A ex-servidora, que ocupava o cargo de coordenadora do Núcleo de Convênios do município, foi condenada por corrupção passiva em 18 ocasiões, recebendo uma pena de 4 anos, 5 meses e 10 dias de reclusão, além de multa e perda do cargo público. O empresário, por sua vez, foi condenado por corrupção ativa em 12 ocasiões, com pena de 3 anos e 4 meses de reclusão e multa.
As investigações, que fazem parte da Operação Outside, mostraram que a ex-servidora utilizava seu cargo para beneficiar uma empresa contratada, fornecendo informações privilegiadas e agilizando pagamentos. Entre as condutas identificadas, destacam-se o repasse antecipado de dados sobre a liberação de recursos e a pressão para acelerar medições de obras.

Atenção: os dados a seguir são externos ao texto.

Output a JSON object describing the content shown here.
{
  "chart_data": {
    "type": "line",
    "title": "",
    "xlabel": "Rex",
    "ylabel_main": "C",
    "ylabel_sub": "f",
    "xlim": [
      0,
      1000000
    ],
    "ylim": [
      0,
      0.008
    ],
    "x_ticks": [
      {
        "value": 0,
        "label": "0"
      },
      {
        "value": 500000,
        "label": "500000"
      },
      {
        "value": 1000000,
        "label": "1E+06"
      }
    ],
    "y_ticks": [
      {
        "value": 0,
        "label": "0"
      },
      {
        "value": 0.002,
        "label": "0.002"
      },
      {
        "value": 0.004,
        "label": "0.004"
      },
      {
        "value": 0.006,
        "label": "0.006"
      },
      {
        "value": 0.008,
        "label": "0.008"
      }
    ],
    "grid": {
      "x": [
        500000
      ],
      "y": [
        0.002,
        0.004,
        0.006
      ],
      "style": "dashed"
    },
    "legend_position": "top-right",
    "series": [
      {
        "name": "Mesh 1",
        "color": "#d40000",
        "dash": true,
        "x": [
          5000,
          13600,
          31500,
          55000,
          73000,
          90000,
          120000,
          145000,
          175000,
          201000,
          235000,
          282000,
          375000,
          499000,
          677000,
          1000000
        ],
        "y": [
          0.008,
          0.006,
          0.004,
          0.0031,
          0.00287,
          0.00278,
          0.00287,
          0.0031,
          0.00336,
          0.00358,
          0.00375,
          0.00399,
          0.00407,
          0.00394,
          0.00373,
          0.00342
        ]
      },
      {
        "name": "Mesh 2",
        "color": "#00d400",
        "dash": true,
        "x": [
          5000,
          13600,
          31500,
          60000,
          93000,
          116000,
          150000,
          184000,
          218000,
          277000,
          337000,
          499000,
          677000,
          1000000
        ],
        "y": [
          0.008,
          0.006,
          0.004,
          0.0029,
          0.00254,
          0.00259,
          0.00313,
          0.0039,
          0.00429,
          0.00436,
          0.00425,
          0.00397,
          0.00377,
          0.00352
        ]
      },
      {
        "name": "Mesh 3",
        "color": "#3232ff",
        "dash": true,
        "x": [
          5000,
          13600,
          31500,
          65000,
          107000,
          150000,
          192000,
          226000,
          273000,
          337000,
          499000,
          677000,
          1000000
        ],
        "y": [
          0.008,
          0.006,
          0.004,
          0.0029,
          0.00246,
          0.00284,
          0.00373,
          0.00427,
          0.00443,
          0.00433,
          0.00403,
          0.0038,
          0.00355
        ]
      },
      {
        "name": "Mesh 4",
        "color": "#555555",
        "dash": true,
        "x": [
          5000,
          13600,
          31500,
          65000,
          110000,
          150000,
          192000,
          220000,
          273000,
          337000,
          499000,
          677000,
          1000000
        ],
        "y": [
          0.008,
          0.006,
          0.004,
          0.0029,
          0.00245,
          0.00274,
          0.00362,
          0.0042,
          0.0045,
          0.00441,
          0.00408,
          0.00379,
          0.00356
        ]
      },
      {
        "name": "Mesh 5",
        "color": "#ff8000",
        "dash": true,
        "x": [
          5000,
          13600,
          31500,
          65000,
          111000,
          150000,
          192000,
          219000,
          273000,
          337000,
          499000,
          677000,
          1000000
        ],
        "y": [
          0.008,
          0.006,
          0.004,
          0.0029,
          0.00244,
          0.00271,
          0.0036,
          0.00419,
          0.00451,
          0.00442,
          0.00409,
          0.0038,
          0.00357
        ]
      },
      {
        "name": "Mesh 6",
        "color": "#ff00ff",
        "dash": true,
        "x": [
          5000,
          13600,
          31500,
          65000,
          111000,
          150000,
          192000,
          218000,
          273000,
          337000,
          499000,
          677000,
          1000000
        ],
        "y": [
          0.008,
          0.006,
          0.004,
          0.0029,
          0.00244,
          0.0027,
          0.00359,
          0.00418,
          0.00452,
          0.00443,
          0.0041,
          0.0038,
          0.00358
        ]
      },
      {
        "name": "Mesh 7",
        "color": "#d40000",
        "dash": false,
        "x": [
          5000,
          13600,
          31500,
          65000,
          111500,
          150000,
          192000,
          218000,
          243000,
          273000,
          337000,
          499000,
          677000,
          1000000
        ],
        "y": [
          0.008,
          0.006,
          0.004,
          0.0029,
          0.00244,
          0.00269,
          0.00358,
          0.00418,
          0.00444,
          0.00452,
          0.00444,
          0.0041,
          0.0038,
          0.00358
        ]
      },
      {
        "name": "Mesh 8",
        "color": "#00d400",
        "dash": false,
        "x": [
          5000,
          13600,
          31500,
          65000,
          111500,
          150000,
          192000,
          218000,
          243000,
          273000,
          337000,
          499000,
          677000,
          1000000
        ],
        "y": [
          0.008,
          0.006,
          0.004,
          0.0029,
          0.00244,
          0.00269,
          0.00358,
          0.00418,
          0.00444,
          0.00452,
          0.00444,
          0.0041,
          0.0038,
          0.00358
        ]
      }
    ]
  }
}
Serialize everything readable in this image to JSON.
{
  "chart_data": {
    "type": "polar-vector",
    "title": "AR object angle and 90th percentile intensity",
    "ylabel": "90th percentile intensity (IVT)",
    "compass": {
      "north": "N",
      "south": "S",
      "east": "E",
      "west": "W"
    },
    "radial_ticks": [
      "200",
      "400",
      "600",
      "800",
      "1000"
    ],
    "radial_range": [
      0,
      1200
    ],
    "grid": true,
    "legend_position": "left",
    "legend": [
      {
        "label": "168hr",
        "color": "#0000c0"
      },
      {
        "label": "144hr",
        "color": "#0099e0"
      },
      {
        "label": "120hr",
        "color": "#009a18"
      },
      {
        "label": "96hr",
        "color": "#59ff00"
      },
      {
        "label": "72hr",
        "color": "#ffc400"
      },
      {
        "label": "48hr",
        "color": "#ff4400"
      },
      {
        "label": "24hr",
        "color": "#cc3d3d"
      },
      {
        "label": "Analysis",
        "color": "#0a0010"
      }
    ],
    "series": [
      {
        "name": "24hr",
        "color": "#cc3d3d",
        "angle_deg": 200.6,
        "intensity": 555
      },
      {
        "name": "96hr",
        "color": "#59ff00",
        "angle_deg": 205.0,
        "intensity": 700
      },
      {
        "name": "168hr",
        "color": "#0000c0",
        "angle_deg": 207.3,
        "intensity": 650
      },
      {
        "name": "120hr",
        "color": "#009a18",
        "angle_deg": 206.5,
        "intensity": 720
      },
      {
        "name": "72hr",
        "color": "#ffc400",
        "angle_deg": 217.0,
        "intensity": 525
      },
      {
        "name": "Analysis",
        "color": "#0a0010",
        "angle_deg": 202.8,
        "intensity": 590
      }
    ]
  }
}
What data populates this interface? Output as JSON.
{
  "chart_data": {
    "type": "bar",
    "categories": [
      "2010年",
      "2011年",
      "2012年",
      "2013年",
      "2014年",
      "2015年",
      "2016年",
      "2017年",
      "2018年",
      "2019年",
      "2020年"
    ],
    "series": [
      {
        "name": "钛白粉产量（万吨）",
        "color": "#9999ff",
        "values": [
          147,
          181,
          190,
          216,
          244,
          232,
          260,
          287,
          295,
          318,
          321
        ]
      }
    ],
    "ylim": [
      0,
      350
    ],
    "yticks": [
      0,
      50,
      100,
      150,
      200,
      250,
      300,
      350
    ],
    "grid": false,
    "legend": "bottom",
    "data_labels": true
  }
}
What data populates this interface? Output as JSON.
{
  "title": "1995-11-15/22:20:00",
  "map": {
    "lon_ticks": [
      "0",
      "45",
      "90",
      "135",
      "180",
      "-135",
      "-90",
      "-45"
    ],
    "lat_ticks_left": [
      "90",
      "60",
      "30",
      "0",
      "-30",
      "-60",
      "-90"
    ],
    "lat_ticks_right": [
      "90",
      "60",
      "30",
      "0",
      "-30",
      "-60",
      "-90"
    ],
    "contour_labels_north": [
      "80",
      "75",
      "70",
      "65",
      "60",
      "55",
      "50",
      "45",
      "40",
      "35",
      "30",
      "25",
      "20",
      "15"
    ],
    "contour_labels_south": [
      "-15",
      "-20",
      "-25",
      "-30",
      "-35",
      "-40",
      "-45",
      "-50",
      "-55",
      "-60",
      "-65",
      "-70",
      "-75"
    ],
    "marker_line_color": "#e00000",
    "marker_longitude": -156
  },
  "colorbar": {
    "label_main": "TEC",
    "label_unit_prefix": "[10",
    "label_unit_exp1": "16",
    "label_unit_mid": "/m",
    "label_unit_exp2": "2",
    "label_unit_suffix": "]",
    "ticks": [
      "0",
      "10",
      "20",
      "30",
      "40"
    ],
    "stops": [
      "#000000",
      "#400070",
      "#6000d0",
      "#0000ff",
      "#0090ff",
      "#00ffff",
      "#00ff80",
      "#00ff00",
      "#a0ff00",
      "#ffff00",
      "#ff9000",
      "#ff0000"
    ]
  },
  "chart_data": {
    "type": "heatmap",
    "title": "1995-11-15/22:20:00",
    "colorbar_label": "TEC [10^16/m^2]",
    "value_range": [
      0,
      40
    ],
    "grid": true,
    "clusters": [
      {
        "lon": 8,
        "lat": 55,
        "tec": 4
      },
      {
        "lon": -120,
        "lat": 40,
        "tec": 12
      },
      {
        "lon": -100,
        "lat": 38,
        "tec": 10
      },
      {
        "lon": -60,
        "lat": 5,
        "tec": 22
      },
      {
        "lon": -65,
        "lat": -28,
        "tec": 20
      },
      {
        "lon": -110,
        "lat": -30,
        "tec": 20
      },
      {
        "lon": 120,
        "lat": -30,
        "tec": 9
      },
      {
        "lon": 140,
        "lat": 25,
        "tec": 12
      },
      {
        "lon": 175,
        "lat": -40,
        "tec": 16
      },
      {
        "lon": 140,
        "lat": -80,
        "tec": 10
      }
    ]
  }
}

Os pagamentos de propina eram realizados de forma reiterada, disfarçados em comunicações por aplicativo, utilizando expressões como 'cheiro' e 'beijo'. A análise das mensagens evidenciou a relação entre os repasses financeiros e a prática de atos de ofício, com a proximidade temporal entre a liberação de recursos públicos e as solicitações de pagamento.
A Justiça rejeitou as alegações da defesa, que tentava caracterizar os pagamentos como ajuda financeira sem vínculo com atos administrativos. A decisão judicial considerou que as provas demonstraram um acordo prévio entre os envolvidos, caracterizando o dolo necessário para a configuração dos crimes.
Essa condenação é um desdobramento das investigações do MPF sobre irregularidades em contratos públicos em Patos, incluindo fraudes em licitações e na execução de obras custeadas com recursos federais. A sentença ainda cabe recurso.